The User Goal State is a structured representation that captures a user’s progress towards their goal at every turn in a conversation. Given an initial user goal described in natural language, UGST decomposes it into distinct, modular subcomponents, where each represents an independent, self-contained part of the original user goal.

There are several types of sub-components that can make up a user goal. Task objectives and requirements represent the earliest established subcomponents (Schatzmann et al., 2007; Gür et al., 2018; Cheng et al., 2022b; Rastogi et al., 2020; Yao et al., 2024; Xiao et al., 2024). These are items that must be completed during an interaction, for instance, a task objective might be "book a flight", with associated requirements such as "add one checked bag" and "get an aisle seat".
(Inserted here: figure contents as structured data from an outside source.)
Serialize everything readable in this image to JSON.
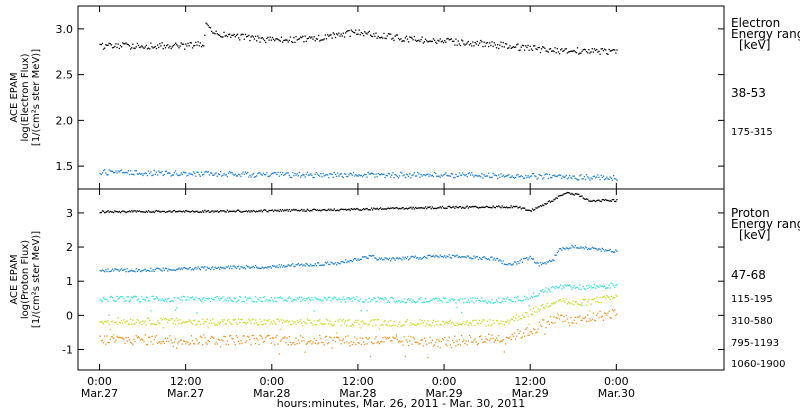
{
  "chart_data": [
    {
      "type": "scatter",
      "ylabel": [
        "ACE EPAM",
        "log(Electron Flux)",
        "[1/(cm²s ster MeV)]"
      ],
      "ylim": [
        1.25,
        3.25
      ],
      "yticks": [
        {
          "v": 1.5,
          "label": "1.5"
        },
        {
          "v": 2.0,
          "label": "2.0"
        },
        {
          "v": 2.5,
          "label": "2.5"
        },
        {
          "v": 3.0,
          "label": "3.0"
        }
      ],
      "legend": {
        "title": [
          "Electron",
          "Energy range",
          "[keV]"
        ],
        "entries": [
          {
            "label": "38-53",
            "color": "#000000"
          },
          {
            "label": "175-315",
            "color": "#1a7fd4"
          }
        ]
      },
      "series": [
        {
          "name": "38-53",
          "color": "#000000",
          "noise": 0.035,
          "points": [
            [
              0,
              2.82
            ],
            [
              12,
              2.82
            ],
            [
              14.5,
              2.84
            ],
            [
              14.7,
              3.05
            ],
            [
              16,
              2.95
            ],
            [
              24,
              2.88
            ],
            [
              30,
              2.9
            ],
            [
              36,
              2.97
            ],
            [
              42,
              2.9
            ],
            [
              54,
              2.84
            ],
            [
              63,
              2.77
            ],
            [
              72,
              2.76
            ]
          ]
        },
        {
          "name": "175-315",
          "color": "#1a7fd4",
          "noise": 0.03,
          "points": [
            [
              0,
              1.44
            ],
            [
              24,
              1.41
            ],
            [
              48,
              1.41
            ],
            [
              72,
              1.38
            ]
          ]
        }
      ]
    },
    {
      "type": "scatter",
      "ylabel": [
        "ACE EPAM",
        "log(Proton Flux)",
        "[1/(cm²s ster MeV)]"
      ],
      "ylim": [
        -1.6,
        3.7
      ],
      "yticks": [
        {
          "v": -1,
          "label": "-1"
        },
        {
          "v": 0,
          "label": "0"
        },
        {
          "v": 1,
          "label": "1"
        },
        {
          "v": 2,
          "label": "2"
        },
        {
          "v": 3,
          "label": "3"
        }
      ],
      "legend": {
        "title": [
          "Proton",
          "Energy range",
          "[keV]"
        ],
        "entries": [
          {
            "label": "47-68",
            "color": "#000000"
          },
          {
            "label": "115-195",
            "color": "#1a7fd4"
          },
          {
            "label": "310-580",
            "color": "#2ee8d8"
          },
          {
            "label": "795-1193",
            "color": "#c8dc1e"
          },
          {
            "label": "1060-1900",
            "color": "#f0901e"
          }
        ]
      },
      "series": [
        {
          "name": "47-68",
          "color": "#000000",
          "noise": 0.03,
          "points": [
            [
              0,
              3.05
            ],
            [
              20,
              3.07
            ],
            [
              36,
              3.12
            ],
            [
              48,
              3.18
            ],
            [
              58,
              3.2
            ],
            [
              60,
              3.08
            ],
            [
              63,
              3.38
            ],
            [
              65,
              3.62
            ],
            [
              67,
              3.52
            ],
            [
              68,
              3.38
            ],
            [
              72,
              3.38
            ]
          ]
        },
        {
          "name": "115-195",
          "color": "#1a7fd4",
          "noise": 0.05,
          "points": [
            [
              0,
              1.32
            ],
            [
              12,
              1.38
            ],
            [
              24,
              1.45
            ],
            [
              33,
              1.55
            ],
            [
              38,
              1.75
            ],
            [
              39,
              1.65
            ],
            [
              48,
              1.75
            ],
            [
              55,
              1.68
            ],
            [
              57,
              1.5
            ],
            [
              60,
              1.7
            ],
            [
              61,
              1.5
            ],
            [
              63,
              1.6
            ],
            [
              64,
              1.95
            ],
            [
              66,
              2.05
            ],
            [
              68,
              1.98
            ],
            [
              72,
              1.9
            ]
          ]
        },
        {
          "name": "310-580",
          "color": "#2ee8d8",
          "noise": 0.08,
          "points": [
            [
              0,
              0.5
            ],
            [
              36,
              0.48
            ],
            [
              56,
              0.45
            ],
            [
              60,
              0.55
            ],
            [
              62,
              0.75
            ],
            [
              64,
              0.85
            ],
            [
              66,
              0.82
            ],
            [
              72,
              0.9
            ]
          ]
        },
        {
          "name": "795-1193",
          "color": "#c8dc1e",
          "noise": 0.1,
          "points": [
            [
              0,
              -0.15
            ],
            [
              36,
              -0.2
            ],
            [
              56,
              -0.2
            ],
            [
              60,
              0.1
            ],
            [
              62,
              0.3
            ],
            [
              64,
              0.5
            ],
            [
              66,
              0.35
            ],
            [
              72,
              0.55
            ]
          ]
        },
        {
          "name": "1060-1900",
          "color": "#f0901e",
          "noise": 0.15,
          "points": [
            [
              0,
              -0.7
            ],
            [
              24,
              -0.7
            ],
            [
              48,
              -0.75
            ],
            [
              56,
              -0.65
            ],
            [
              60,
              -0.45
            ],
            [
              62,
              -0.2
            ],
            [
              64,
              -0.05
            ],
            [
              66,
              -0.15
            ],
            [
              72,
              0.1
            ]
          ]
        }
      ]
    }
  ],
  "x_axis": {
    "range_hours": [
      -3,
      87
    ],
    "ticks": [
      {
        "t": 0,
        "time": "0:00",
        "date": "Mar.27"
      },
      {
        "t": 12,
        "time": "12:00",
        "date": "Mar.27"
      },
      {
        "t": 24,
        "time": "0:00",
        "date": "Mar.28"
      },
      {
        "t": 36,
        "time": "12:00",
        "date": "Mar.28"
      },
      {
        "t": 48,
        "time": "0:00",
        "date": "Mar.29"
      },
      {
        "t": 60,
        "time": "12:00",
        "date": "Mar.29"
      },
      {
        "t": 72,
        "time": "0:00",
        "date": "Mar.30"
      }
    ],
    "xlabel": "hours:minutes, Mar. 26, 2011 - Mar. 30, 2011"
  }
}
As user simulators have evolved to handle more complex scenarios, researchers have introduced additional dimensions to user goals. These include preferences that users must align with when pursuing task objectives (Yao et al., 2024; Cheng et al., 2022b), such as "you prefer the cheapest available flight" or "you prefer an aisle seat, but you are also okay with a window seat". There are also user profile sub-components, which contain contextual information about the user that may influence their decision making and behavior. These profiles can include relevant facts about a user, their persona, or emotional state (e.g. "your payment information is stored online", "you currently live in New York", "you are hurried and always late", "you are emotional and a bit angry") (Yao et al., 2024; Xiao et al., 2024). Lastly, there are user policies that define behavioral constraints or guidelines that specify how a user acts during interactions, such as "you are a private person and reveal little about yourself" (Yao et al., 2024). We categorize user goal sub-components into these categories (user profile, user policy, task objective, requirement, or preference) for a more granular representation of a user’s goal progression (see Figure 2).

In our representation of the user goal state, the different categories of sub-components have different success criteria. The user profile, user policy and preference sub-components can be either:

• ALIGNED: The user has demonstrated behavior consistent with the sub-component.

• MISALIGNED: The user has demonstrated havior that contradicts or fails to align with this sub-component.

Task objective and requirements subcomponents can have a status of:

• COMPLETE: The user has successfully accomplished the specific task or requirement.

• INCOMPLETE: The user has not yet accomplished the specific task or requirement.

• ATTEMPTED: The user has made a sufficient attempt to complete the task or requirement, but cannot proceed due to external factors outside their control (e.g. agent-side failures, system constraints, or limitations). Unlike existing frameworks, this status ensures that users are not penalized for failures they did not cause, providing a more fair representation of user performance.

After each conversational turn, ti = (ui, ai), each sub-component’s status is individually updated via use an LLM, producing a new user goal state Si that captures the goal progression up until turn i (see Appendix D for the prompt). The final user goal state Sn encapsulates the user’s overall goal alignment across the entire conversation.